Theresnonamesleft Mon 13-Nov-17 12:30:54

Even if he hadn’t broke his promise would you really have got back with him? No.
Neither of you owe each other anything. Carry on with your life without him. What he does is his problem.

PNGirl Mon 13-Nov-17 12:38:46

This is your ex. For a reason. I don't even know what country mine lives in! Block and leave him to it.

unfortunateevents Mon 13-Nov-17 13:16:16

He is your EX (and for very good reasons). Why would you want to tell him anything at all?? Block him and move on.

SandyY2K Mon 13-Nov-17 13:16:46

He's not your problem anymore.if he drinks himself to death, it's on him.

schoolgaterebel Mon 13-Nov-17 19:28:57

'And he left me with facial bruising, a cut eye, a bloodied nose and internal bleeding after having sex'

I'm failing to understand why you are still in touch with this abusive, destructive cunt. Why haven't you cut ties?

AnyFucker Mon 13-Nov-17 19:31:10

Block him and keep him blocked.

No excuses.

NeedsAsockamnesty Mon 13-Nov-17 20:01:56

Do you have kids with him?

Junebugjr Mon 13-Nov-17 20:09:28

I think you are asking the wrong question. Forget about him.
You need to be asking yourself, why you feel the need to get in touch with this violent man again. Why you are willing to settle for an aggressive alcoholic.
Get on the freedom programme, and focus on yourself and your own wants and needs, concentrate on building up your own support networks/social life etc.
There's a life out there, free from fear, pissheads and walking on eggshells, go get it. flowers

Dozer Mon 13-Nov-17 20:15:06

No contact best. And the Freedom Programme and support for you, including with alcohol issues if you too have a problem.
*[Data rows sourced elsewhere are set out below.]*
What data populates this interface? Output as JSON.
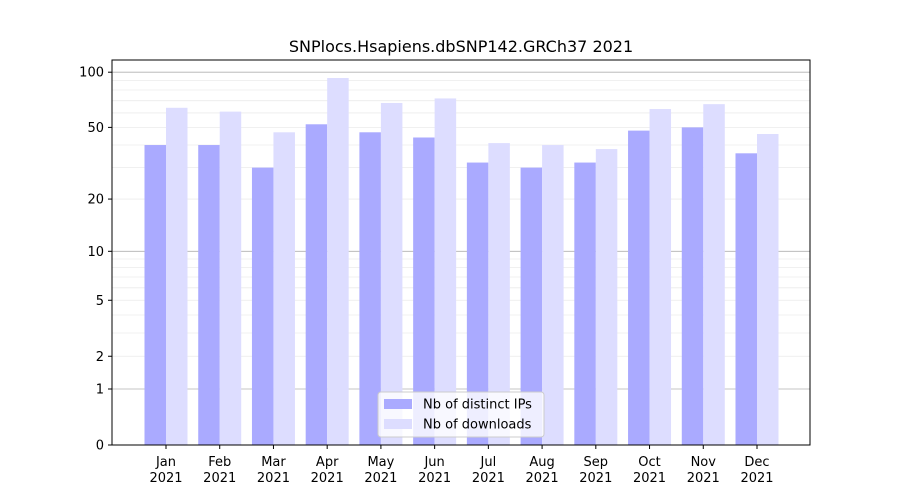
{
  "chart_data": {
    "type": "bar",
    "title": "SNPlocs.Hsapiens.dbSNP142.GRCh37 2021",
    "xlabel": "",
    "ylabel": "",
    "yscale": "log10(1+y)",
    "ylim": [
      0,
      110
    ],
    "yticks": [
      0,
      1,
      2,
      5,
      10,
      20,
      50,
      100
    ],
    "categories": [
      "Jan",
      "Feb",
      "Mar",
      "Apr",
      "May",
      "Jun",
      "Jul",
      "Aug",
      "Sep",
      "Oct",
      "Nov",
      "Dec"
    ],
    "year_label": "2021",
    "grid": true,
    "legend_position": "bottom-center",
    "series": [
      {
        "name": "Nb of distinct IPs",
        "color": "#aaaaff",
        "values": [
          40,
          40,
          30,
          52,
          47,
          44,
          32,
          30,
          32,
          48,
          50,
          36
        ]
      },
      {
        "name": "Nb of downloads",
        "color": "#ddddff",
        "values": [
          64,
          61,
          47,
          93,
          68,
          72,
          41,
          40,
          38,
          63,
          67,
          46
        ]
      }
    ]
  }
}
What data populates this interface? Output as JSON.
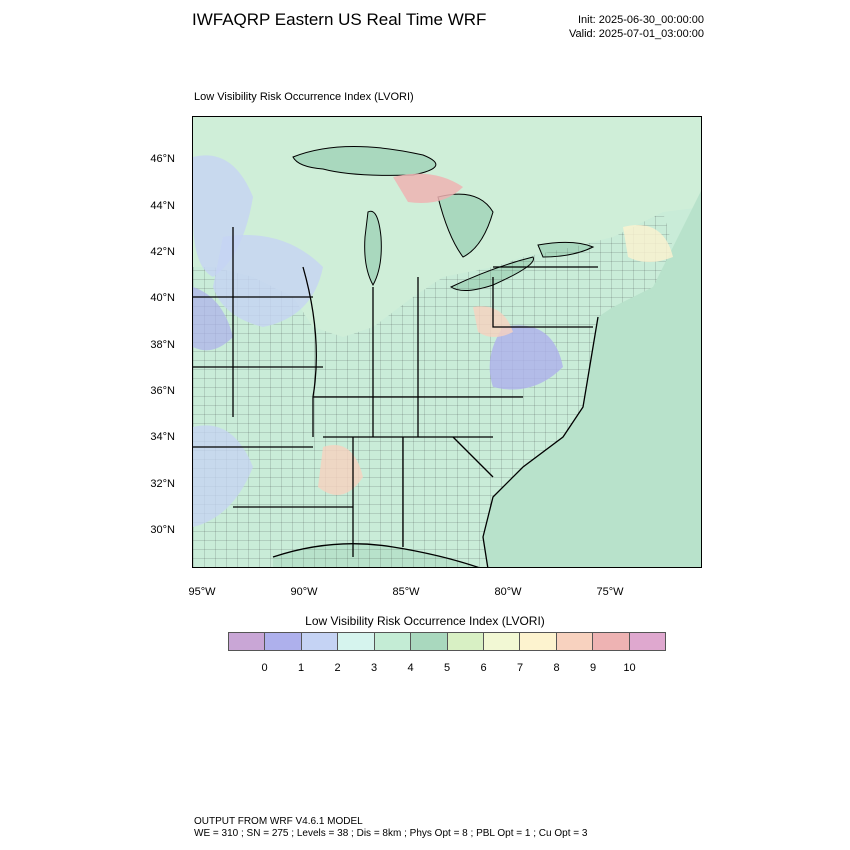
{
  "header": {
    "title": "IWFAQRP Eastern US Real Time WRF",
    "init": "Init: 2025-06-30_00:00:00",
    "valid": "Valid: 2025-07-01_03:00:00"
  },
  "panel_title": "Low Visibility Risk Occurrence Index   (LVORI)",
  "map": {
    "lat_labels": [
      "46°N",
      "44°N",
      "42°N",
      "40°N",
      "38°N",
      "36°N",
      "34°N",
      "32°N",
      "30°N"
    ],
    "lon_labels": [
      "95°W",
      "90°W",
      "85°W",
      "80°W",
      "75°W"
    ],
    "land_color": "#c9ecd8",
    "water_color": "#a9d8be"
  },
  "colorbar": {
    "title": "Low Visibility Risk Occurrence Index  (LVORI)",
    "colors": [
      "#c9a6d6",
      "#aeb0ec",
      "#c5d3f4",
      "#d6f4ee",
      "#c4ecd5",
      "#a9d8be",
      "#d8f0c4",
      "#f2f8d4",
      "#fdf3cf",
      "#f8d2bf",
      "#eeb3b3",
      "#dfa8cf"
    ],
    "labels": [
      "0",
      "1",
      "2",
      "3",
      "4",
      "5",
      "6",
      "7",
      "8",
      "9",
      "10"
    ]
  },
  "footer": {
    "line1": "OUTPUT FROM WRF V4.6.1 MODEL",
    "line2": "WE = 310 ; SN = 275 ; Levels = 38 ; Dis = 8km ; Phys Opt = 8 ; PBL Opt = 1 ; Cu Opt = 3"
  }
}
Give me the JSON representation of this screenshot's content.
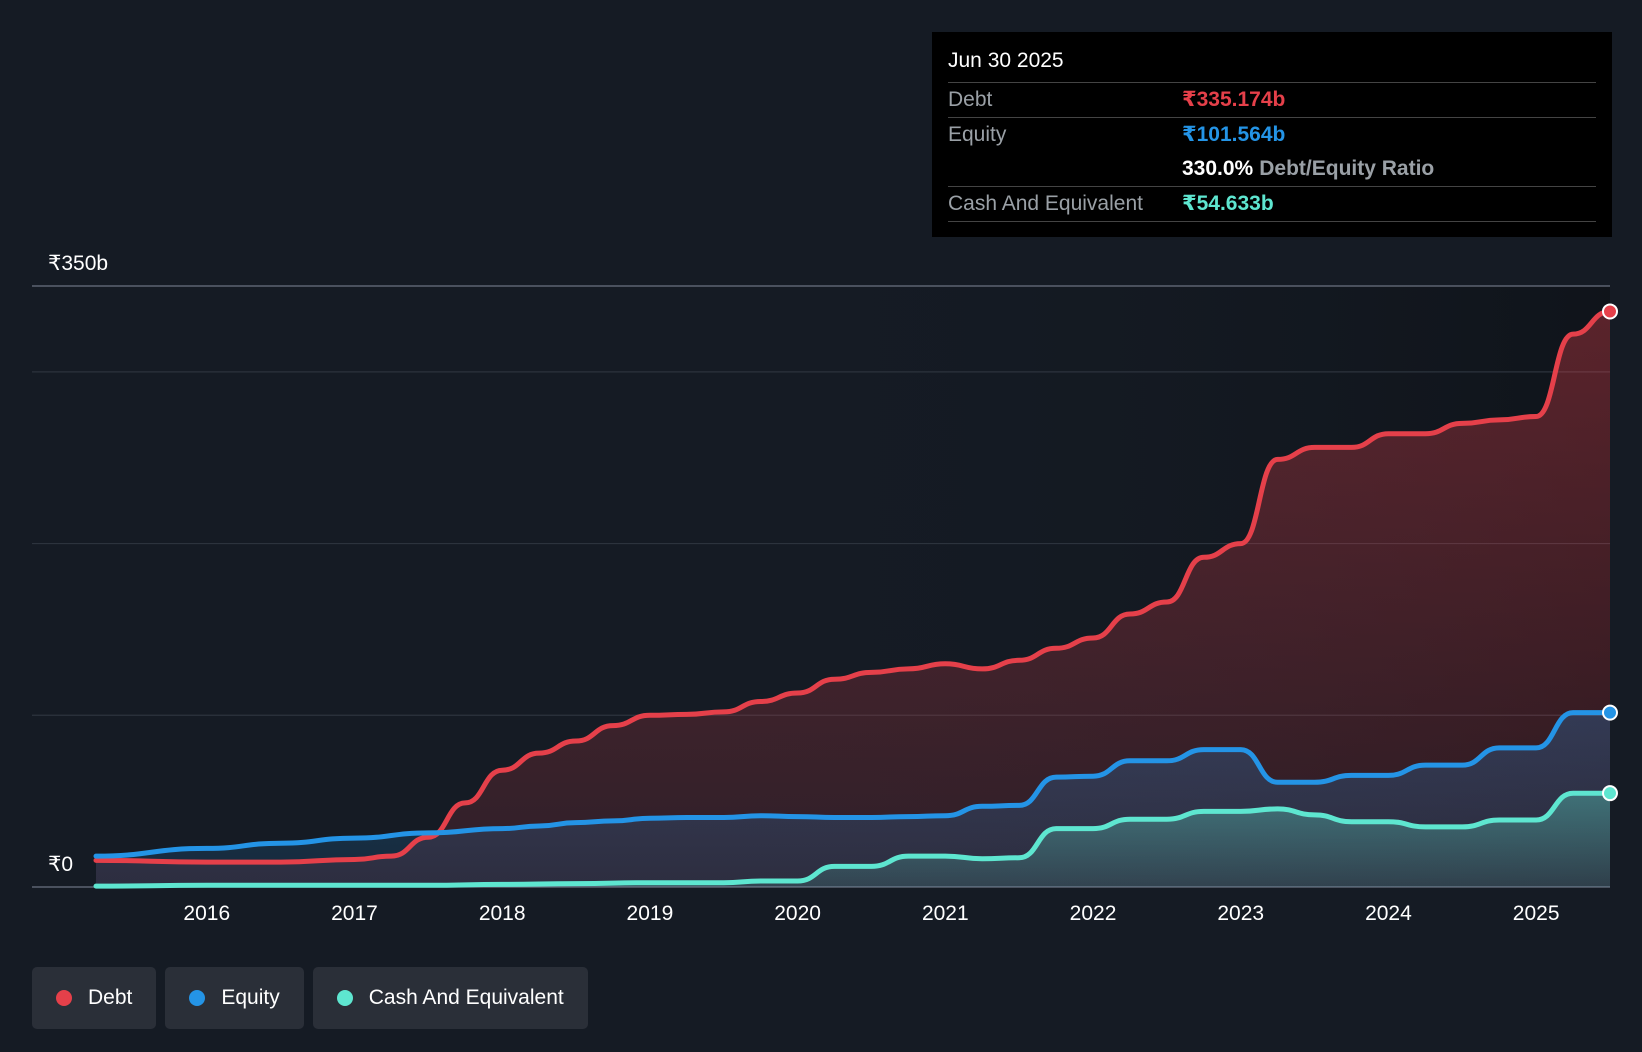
{
  "colors": {
    "debt": "#e5404a",
    "equity": "#2494e6",
    "cash": "#5ee6d0",
    "grid": "#2c333d",
    "axis": "#6b7280"
  },
  "tooltip": {
    "date": "Jun 30 2025",
    "debt_label": "Debt",
    "debt_value": "₹335.174b",
    "equity_label": "Equity",
    "equity_value": "₹101.564b",
    "ratio_value": "330.0%",
    "ratio_label": "Debt/Equity Ratio",
    "cash_label": "Cash And Equivalent",
    "cash_value": "₹54.633b"
  },
  "legend": [
    {
      "label": "Debt",
      "color_key": "debt"
    },
    {
      "label": "Equity",
      "color_key": "equity"
    },
    {
      "label": "Cash And Equivalent",
      "color_key": "cash"
    }
  ],
  "chart_data": {
    "type": "area",
    "title": "",
    "xlabel": "",
    "ylabel": "",
    "ylim": [
      0,
      350
    ],
    "y_tick_labels": [
      {
        "value": 350,
        "label": "₹350b"
      },
      {
        "value": 0,
        "label": "₹0"
      }
    ],
    "gridlines": [
      350,
      300,
      200,
      100,
      0
    ],
    "x_ticks": [
      2016,
      2017,
      2018,
      2019,
      2020,
      2021,
      2022,
      2023,
      2024,
      2025
    ],
    "xlim": [
      2015.25,
      2025.5
    ],
    "series": [
      {
        "name": "Debt",
        "color_key": "debt",
        "x": [
          2015.25,
          2016.0,
          2016.5,
          2017.0,
          2017.25,
          2017.5,
          2017.75,
          2018.0,
          2018.25,
          2018.5,
          2018.75,
          2019.0,
          2019.25,
          2019.5,
          2019.75,
          2020.0,
          2020.25,
          2020.5,
          2020.75,
          2021.0,
          2021.25,
          2021.5,
          2021.75,
          2022.0,
          2022.25,
          2022.5,
          2022.75,
          2023.0,
          2023.25,
          2023.5,
          2023.75,
          2024.0,
          2024.25,
          2024.5,
          2024.75,
          2025.0,
          2025.25,
          2025.5
        ],
        "values": [
          15.5,
          14.5,
          14.5,
          16.0,
          18.0,
          29.0,
          49.0,
          68.0,
          78.0,
          85.0,
          94.0,
          100.0,
          100.5,
          102.0,
          108.0,
          113.0,
          121.0,
          125.0,
          127.0,
          130.0,
          127.0,
          132.0,
          139.0,
          145.0,
          159.0,
          166.0,
          192.0,
          200.0,
          249.0,
          256.0,
          256.0,
          264.0,
          264.0,
          270.0,
          272.0,
          274.0,
          322.0,
          335.174
        ]
      },
      {
        "name": "Equity",
        "color_key": "equity",
        "x": [
          2015.25,
          2016.0,
          2016.5,
          2017.0,
          2017.5,
          2018.0,
          2018.25,
          2018.5,
          2018.75,
          2019.0,
          2019.25,
          2019.5,
          2019.75,
          2020.0,
          2020.25,
          2020.5,
          2020.75,
          2021.0,
          2021.25,
          2021.5,
          2021.75,
          2022.0,
          2022.25,
          2022.5,
          2022.75,
          2023.0,
          2023.25,
          2023.5,
          2023.75,
          2024.0,
          2024.25,
          2024.5,
          2024.75,
          2025.0,
          2025.25,
          2025.5
        ],
        "values": [
          18.0,
          22.5,
          25.5,
          28.5,
          31.5,
          34.0,
          35.5,
          37.5,
          38.5,
          40.0,
          40.5,
          40.5,
          41.5,
          41.0,
          40.5,
          40.5,
          41.0,
          41.5,
          47.0,
          47.5,
          64.0,
          64.5,
          73.5,
          73.5,
          80.0,
          80.0,
          61.0,
          61.0,
          65.0,
          65.0,
          71.0,
          71.0,
          81.0,
          81.0,
          101.564,
          101.564
        ]
      },
      {
        "name": "Cash And Equivalent",
        "color_key": "cash",
        "x": [
          2015.25,
          2016.0,
          2016.5,
          2017.0,
          2017.5,
          2018.0,
          2018.5,
          2019.0,
          2019.5,
          2019.75,
          2020.0,
          2020.25,
          2020.5,
          2020.75,
          2021.0,
          2021.25,
          2021.5,
          2021.75,
          2022.0,
          2022.25,
          2022.5,
          2022.75,
          2023.0,
          2023.25,
          2023.5,
          2023.75,
          2024.0,
          2024.25,
          2024.5,
          2024.75,
          2025.0,
          2025.25,
          2025.5
        ],
        "values": [
          0.5,
          1.0,
          1.0,
          1.0,
          1.0,
          1.5,
          2.0,
          2.5,
          2.5,
          3.5,
          3.5,
          12.0,
          12.0,
          18.0,
          18.0,
          16.5,
          17.0,
          34.0,
          34.0,
          39.5,
          39.5,
          44.0,
          44.0,
          45.5,
          42.0,
          38.0,
          38.0,
          35.0,
          35.0,
          39.0,
          39.0,
          54.633,
          54.633
        ]
      }
    ]
  }
}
Were you hoping abusing and injuring you and you leaving would be his “rock bottom” and that he’d stop drinking permanently?

You didn’t cause it and can’t cure it. He may or may not get sober.

A friend’s alcoholic ex - never physically abusive - made all kinds of promises when she left: she maintained contact only as regards the DC. he is still drinking 5 years on and is worse. Addictions can be very hard to break.

Maelstrop Mon 13-Nov-17 20:46:35

He's your ex. Do you have dc with him? If not, why the heck are you still in contact with him?

PoorYorick Mon 13-Nov-17 21:23:56

It's probably cold comfort, but there is no way such a nasty, abusive, violent, self-centred, spiteful sack of shit of a man will ever be happy.